In a rapidly unfolding cyber drama, Sony has confirmed that it’s in the midst of a full-scale investigation regarding allegations of a significant data breach. This inquiry comes as two separate hacking entities tussle over which group was truly behind the attack.

RansomedVC, a known extortionist group, initially made headlines by claiming responsibility for the attack on Sony’s systems. Their statement read, “We have successfully compromised all of Sony systems” and added that instead of ransoming Sony, they would be selling the acquired data. They attributed this move to Sony’s purported unwillingness to meet their financial demands.

Notably, RansomedVC’s initial data release, as observed by cybersecurity outlet BleepingComputer, was quite limited in size — a mere 2MB. It included a PowerPoint presentation, Java source code files, Eclipse IDE snapshots, among other documents. Their audacious claim to BleepingComputer was that they had pilfered a whopping 260 GB of Sony’s data, which they pegged at a selling price of $2.5 million.

In an unexpected twist, another digital malefactor going by the alias ‘MajorNelson’ burst onto the scene, denouncing RansomedVC’s claims and taking credit for the cyber intrusion themselves. MajorNelson publicly rebuked the media for their apparent naiveté in a post on BreachForums, stating, “You journalists believe the ransomware crew for lies. Far too gullible, you should be ashamed.” He labeled RansomedVC as mere “scammers” attempting to manipulate and mislead the public.

In a bid to prove authenticity, MajorNelson released a 2.4 GB compressed file, which when decompressed, measured up to 3.14 GB. The data, he asserted, originated from Sony and contained sensitive information such as internal system credentials, files tied to SonarQube and Creators Cloud, Sony’s digital certificates, a device emulator for producing licenses, qasop security, and even Sony’s incident response policies. A notable point is that MajorNelson’s leaked data set also contained the files RansomedVC had previously shared, further muddying the waters.

BleepingComputer, while confirming the data appears to be from Sony, was unable to determine the authenticity of either hacker group’s assertions.
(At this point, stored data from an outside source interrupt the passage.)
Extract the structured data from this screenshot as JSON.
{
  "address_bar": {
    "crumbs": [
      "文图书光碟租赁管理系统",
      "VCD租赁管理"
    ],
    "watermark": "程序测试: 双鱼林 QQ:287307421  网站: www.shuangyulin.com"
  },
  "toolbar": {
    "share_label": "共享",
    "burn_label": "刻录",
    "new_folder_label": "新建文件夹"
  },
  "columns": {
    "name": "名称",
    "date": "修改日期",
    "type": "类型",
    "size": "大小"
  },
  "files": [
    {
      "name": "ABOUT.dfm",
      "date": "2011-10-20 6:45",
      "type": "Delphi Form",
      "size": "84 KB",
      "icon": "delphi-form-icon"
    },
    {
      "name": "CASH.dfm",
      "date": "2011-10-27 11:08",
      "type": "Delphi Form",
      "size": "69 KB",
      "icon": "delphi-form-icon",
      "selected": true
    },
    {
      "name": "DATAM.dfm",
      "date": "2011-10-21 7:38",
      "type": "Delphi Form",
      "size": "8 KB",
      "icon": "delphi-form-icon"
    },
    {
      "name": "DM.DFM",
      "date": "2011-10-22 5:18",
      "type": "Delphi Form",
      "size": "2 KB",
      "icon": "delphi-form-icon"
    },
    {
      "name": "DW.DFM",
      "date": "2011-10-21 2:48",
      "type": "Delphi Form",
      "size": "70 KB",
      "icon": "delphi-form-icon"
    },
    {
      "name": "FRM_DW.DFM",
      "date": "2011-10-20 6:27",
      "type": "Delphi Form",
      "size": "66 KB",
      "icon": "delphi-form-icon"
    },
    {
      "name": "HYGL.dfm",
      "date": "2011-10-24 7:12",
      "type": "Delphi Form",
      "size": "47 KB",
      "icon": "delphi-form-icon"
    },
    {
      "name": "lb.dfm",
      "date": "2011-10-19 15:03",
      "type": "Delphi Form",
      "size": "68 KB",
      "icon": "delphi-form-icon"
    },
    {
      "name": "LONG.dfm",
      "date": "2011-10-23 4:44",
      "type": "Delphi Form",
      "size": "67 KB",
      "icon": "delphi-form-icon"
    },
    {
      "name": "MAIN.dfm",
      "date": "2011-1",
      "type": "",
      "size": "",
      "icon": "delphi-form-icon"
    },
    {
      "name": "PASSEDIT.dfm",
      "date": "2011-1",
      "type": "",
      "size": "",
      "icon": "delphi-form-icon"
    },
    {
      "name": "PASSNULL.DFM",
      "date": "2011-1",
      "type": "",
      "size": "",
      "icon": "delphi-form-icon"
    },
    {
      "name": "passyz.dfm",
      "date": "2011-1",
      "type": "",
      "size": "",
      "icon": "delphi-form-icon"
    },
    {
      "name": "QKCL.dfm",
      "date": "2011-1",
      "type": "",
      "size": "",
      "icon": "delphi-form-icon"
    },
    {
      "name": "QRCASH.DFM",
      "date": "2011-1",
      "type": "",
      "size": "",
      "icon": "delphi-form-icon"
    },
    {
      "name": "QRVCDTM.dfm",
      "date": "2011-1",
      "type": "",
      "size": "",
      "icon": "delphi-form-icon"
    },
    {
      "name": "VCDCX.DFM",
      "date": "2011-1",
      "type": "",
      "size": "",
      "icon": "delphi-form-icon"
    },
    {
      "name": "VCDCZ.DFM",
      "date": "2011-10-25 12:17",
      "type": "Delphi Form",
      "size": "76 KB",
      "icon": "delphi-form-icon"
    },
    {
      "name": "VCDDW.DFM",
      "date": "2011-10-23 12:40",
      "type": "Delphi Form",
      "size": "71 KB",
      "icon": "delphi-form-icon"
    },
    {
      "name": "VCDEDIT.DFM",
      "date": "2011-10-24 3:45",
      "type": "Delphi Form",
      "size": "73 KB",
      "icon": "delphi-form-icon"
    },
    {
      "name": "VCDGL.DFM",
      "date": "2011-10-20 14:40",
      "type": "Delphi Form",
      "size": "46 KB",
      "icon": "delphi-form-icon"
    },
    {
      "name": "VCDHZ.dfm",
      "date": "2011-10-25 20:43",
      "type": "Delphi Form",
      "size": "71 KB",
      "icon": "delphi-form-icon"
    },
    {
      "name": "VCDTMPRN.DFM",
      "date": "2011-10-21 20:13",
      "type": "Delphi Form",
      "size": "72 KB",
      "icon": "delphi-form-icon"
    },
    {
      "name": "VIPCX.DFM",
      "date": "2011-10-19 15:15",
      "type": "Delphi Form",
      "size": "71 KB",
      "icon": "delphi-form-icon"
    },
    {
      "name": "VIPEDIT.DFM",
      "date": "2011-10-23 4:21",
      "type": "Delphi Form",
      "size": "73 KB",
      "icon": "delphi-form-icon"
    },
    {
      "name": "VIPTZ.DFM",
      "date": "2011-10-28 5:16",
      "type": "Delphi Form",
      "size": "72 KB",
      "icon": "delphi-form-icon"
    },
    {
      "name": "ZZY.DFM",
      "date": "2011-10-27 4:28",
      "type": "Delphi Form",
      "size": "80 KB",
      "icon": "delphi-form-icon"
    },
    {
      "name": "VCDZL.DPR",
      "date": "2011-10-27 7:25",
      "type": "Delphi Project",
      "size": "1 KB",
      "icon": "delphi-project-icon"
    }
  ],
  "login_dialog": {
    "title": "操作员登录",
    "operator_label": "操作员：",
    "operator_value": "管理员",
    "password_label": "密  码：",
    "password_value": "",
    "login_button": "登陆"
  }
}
A Sony Group Corporation spokesperson has been reserved in their statements, offering, “We are currently investigating the situation, and we have no further comment at this time.”

This incident marks another dark chapter in Sony’s cyber history, reminiscent of the 2014 assault by North Korean hackers against Sony Pictures, in retaliation for the satirical movie, “The Interview.”

As the details around this new hack continue to unravel, questions abound. Who was the real culprit? Was it an inside job, a third-party not yet known, or one of the two quarreling entities? What does this mean for Sony’s cybersecurity posture, and what lessons can businesses worldwide derive from this episode?

Isogent will continue to monitor developments and provide updates as this cyber saga continues.